Tout le monde connait la thèse de Bourdieu et Passeron : l’Ecole serait l’outil principal de la reproduction sociale. C4est elle qui ferait le tri entre les jeunes, réservant les filières « nobles » aux enfants des familles favorisées et aiguillant les enfants des familles populaires vers les filières de relégation. Et bien ce n’est pas aussi simple que cela, affirme la sociologue Marie Duru Bellat dans un article publié dans Education comparée. S’il y a bien reproduction sociale, l’Ecole n’y joue pas forcément la première place.
Les verdicts scolaires construisent-ils toujours et partout la destinée sociale ? En France on est tenté de répondre globalement « oui ». Depuis la thèse de Bourdieu et Passeron (1970), le rôle central de l’Ecole dans la reproduction des élites sociales fait partie des idées communément acquises sur l’Ecole. Elle pèse sur la représentation que les enseignants se font de leur métier. Ils s’acharnent à défendre l’idée de méritocratie républicaine alors que l’image du gendarme social les hante.
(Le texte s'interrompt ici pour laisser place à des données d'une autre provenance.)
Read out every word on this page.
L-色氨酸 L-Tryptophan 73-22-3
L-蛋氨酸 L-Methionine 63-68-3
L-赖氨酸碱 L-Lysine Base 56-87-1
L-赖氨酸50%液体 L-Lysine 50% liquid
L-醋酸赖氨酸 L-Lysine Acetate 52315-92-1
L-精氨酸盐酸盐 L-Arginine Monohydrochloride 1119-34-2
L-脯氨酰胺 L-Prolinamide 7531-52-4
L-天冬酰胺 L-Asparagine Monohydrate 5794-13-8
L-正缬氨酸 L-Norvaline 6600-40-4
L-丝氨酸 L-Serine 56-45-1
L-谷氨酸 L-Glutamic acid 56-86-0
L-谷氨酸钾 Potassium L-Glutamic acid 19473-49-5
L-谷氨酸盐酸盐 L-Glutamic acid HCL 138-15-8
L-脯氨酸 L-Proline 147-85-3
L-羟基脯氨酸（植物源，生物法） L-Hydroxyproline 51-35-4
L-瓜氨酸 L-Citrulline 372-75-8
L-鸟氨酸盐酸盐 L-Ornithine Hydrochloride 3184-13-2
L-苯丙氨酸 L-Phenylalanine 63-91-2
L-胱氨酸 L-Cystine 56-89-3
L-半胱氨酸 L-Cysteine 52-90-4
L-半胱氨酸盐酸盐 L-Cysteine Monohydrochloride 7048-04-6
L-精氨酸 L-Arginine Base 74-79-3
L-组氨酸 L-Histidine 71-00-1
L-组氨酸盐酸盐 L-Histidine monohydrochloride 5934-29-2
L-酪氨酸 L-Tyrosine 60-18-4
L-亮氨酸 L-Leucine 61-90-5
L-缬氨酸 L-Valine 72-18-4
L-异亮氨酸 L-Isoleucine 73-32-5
Consacré aux « coulisses des évaluations internationales », le numéro 7 d’Education comparée publie un article de Marie Duru-Bellat qui invite à utiliser les données internationales pour vérifier l’efficacité de cette thèse. Si l’école joue partout le rôle de tri social, est-ce partout avec la même intensité ? se demande la sociologue. Pour elle, le lien entre inégalités scolaires et sociales en amont et entre inégalités scolaires et positions sociales en aval est postulé par Bourdieu mais pas démontré.
Elle invite à y aller voir de plus prêt en introduisant deux indicateurs nouveaux. Le premier c’est l’emprise : ce qu’apporte un diplôme en terme de gain social pour son détenteur. M Duru-Bellat peut s’appuyer sur des données de Pisa qui évaluent précisément par exemple le gain en terme de revenu pour un détenteur de diplôme supérieur par rapport à un sans diplôme ou à un bachelier. Le second indicateur est construit par M Duru-Bellat pour seulement 12 pays. Il mesure la ressemblance entre le revenu des parents et des enfants. C’est un indicateur de reproduction sociale.
Or ce que constate M Duru-Bellat c’est que les situations varient beaucoup d’un pays à l’autre. Ainsi en Allemagne, le système scolaire est très inégalitaire mais la reproduction sociale est modéré malgré une emprise des diplômes assez forte grâce au système de formation professionnelle. La société est plus juste que l’école. En Australie, au Canada ou au Danemark, l’emprise de l’école est beaucoup plus faible et la reproduction peu marquée. Au Royaume-Uni et aux Etats-Unis, il y a à la fois une forte emprise des diplômes et une forte inégalité sociale. Dans l’Europe du sud, l’école est plus égalitaire mais les inégalités sociales fortes.
Pour Marie Duru-Bellat, « l’école n’est donc pas l’agent hégémonique et total de la reproduction et on ne peut comprendre celle-ci en se cantonnant au monde scolaire. De fait la reproduction sociale dépend plus de l’emprise scolaire que des inégalités scolaires ».
François Jarraud
Des coulisses des évaluations internationales à leur influence, Education comparée, vol 7, 2012.